Issue: Could Elaine Glidden be held liable for trespass to chattels against the defendants’ dog?
Rule: Someone cannot be held liable for trespass to chattels unless some harm comes to the chattel.
Analysis: The court finds no evidence in the record to show that Elaine injured the dog. Therefore, the court concludes Elaine did not commit a tort at the time of her injury.
Conclusion: The court upheld the verdict against the defendants.
Notes and Questions
2. I thought I had previously only heard the word “chattels” used in reference to animals rather than other property.
3. This is an intentional tort, it makes sense it should be limited to intentional interferences with chattels.
4. Mistake does not negate intent! Again!

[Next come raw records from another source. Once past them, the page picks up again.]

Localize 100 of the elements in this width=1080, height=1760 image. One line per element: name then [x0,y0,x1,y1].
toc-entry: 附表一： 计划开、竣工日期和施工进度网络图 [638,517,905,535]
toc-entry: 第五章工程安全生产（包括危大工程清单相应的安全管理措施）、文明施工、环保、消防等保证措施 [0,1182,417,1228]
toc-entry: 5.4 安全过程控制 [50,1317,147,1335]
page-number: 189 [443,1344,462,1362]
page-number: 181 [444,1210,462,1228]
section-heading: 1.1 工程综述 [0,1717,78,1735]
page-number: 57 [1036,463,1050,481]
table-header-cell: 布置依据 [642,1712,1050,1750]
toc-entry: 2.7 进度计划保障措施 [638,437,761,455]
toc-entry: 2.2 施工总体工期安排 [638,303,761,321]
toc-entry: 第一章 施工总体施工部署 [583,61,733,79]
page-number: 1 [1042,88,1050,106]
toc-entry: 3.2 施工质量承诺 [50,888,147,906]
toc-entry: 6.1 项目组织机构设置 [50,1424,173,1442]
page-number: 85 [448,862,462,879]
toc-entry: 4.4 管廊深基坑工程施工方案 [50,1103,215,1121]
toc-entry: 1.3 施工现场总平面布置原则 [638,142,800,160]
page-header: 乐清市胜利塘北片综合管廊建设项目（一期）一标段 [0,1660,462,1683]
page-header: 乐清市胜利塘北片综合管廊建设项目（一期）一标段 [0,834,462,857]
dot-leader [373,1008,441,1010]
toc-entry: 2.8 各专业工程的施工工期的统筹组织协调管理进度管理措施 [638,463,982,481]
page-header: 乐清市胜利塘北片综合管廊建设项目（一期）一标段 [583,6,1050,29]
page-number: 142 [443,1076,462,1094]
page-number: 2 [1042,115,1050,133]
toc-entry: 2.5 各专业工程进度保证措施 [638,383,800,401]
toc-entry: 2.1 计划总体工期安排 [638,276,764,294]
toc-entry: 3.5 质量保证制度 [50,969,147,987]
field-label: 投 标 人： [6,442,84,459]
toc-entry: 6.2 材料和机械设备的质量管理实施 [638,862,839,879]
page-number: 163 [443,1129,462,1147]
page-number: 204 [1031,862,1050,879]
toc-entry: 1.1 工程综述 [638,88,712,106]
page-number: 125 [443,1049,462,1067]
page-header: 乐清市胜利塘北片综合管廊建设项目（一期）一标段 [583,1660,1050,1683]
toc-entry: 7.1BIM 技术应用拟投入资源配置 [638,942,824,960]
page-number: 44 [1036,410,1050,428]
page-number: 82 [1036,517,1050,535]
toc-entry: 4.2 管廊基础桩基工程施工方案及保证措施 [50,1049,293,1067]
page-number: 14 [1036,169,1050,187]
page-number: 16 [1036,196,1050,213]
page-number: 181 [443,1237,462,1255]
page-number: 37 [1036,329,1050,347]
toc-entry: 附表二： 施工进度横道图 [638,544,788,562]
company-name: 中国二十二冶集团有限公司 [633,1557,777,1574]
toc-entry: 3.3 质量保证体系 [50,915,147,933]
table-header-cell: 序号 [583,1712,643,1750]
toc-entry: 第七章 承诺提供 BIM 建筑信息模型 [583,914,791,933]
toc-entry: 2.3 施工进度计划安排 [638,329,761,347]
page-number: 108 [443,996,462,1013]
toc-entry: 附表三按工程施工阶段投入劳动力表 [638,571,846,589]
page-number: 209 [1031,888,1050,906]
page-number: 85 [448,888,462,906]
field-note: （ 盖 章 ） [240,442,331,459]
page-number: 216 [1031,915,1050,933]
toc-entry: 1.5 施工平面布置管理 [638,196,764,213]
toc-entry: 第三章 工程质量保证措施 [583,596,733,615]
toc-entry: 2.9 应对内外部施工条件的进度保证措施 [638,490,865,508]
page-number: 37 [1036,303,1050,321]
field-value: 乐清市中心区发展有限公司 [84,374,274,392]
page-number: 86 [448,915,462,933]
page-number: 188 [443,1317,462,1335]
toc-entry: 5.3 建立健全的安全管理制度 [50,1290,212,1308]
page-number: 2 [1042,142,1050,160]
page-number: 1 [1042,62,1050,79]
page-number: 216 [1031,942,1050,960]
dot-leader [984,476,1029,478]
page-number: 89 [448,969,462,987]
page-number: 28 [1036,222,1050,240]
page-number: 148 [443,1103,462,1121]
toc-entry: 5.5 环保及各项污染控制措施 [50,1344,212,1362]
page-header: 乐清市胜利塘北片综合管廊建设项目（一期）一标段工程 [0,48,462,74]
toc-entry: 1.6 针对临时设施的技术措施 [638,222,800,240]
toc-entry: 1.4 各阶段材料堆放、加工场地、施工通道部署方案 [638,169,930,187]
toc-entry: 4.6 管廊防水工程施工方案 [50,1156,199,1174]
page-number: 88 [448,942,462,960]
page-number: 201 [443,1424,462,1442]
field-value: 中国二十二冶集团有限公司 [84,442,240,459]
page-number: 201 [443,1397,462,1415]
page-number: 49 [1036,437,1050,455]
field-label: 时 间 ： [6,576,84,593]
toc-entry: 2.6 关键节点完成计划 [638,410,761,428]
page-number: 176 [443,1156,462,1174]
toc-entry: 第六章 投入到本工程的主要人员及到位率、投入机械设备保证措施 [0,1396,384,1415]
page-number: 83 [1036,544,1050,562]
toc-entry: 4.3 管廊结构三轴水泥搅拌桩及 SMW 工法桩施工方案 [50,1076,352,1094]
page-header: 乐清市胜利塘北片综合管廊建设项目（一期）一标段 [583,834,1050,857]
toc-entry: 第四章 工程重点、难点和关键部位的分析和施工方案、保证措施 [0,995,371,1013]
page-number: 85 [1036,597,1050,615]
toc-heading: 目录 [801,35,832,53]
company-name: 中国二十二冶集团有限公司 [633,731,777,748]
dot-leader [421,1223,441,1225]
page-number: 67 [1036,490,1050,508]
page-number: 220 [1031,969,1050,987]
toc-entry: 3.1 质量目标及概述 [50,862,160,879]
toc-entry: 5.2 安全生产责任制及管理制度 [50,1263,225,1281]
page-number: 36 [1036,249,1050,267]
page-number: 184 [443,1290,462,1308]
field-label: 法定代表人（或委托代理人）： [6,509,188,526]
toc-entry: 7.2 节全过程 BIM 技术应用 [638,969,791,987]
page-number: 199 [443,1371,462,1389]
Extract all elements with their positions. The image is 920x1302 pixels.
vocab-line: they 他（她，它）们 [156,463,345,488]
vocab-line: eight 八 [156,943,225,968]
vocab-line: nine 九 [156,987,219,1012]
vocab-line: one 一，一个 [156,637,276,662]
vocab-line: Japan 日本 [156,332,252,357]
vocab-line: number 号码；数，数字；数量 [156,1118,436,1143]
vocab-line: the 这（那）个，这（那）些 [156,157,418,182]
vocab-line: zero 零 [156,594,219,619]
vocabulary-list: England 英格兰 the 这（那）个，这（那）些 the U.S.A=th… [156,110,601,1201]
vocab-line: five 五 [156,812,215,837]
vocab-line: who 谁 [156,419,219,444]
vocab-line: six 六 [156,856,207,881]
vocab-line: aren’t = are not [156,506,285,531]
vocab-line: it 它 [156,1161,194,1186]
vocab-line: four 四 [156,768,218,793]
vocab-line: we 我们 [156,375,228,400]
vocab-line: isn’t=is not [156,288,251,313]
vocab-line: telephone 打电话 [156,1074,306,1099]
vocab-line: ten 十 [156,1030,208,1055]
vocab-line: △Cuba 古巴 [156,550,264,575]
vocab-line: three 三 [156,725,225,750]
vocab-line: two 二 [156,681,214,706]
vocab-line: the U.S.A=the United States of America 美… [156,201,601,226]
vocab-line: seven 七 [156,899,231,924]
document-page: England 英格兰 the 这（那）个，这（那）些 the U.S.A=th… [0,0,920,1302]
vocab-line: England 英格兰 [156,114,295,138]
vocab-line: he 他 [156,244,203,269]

5. There must be actual damages, which are construed to include taking stuff away if you put it back later. If somebody put a Texas Beef Council sticker on Oprah’s car, they might be held liable for trespass to chattels, but Oprah could only collect damages if she incurred costs in removing the bumper sticker, such as having to repaint or remove glue from her bumper.
6. I don’t understand the deal with trespass to land in terms of its involvement with title challenges. I don’t get the connection. Maybe I will after I take Property.
7. When a piece of property gets converted, you get damages, but you don’t get the thing back. If you want to keep the chattel, you must go for an action of trespass to chattels.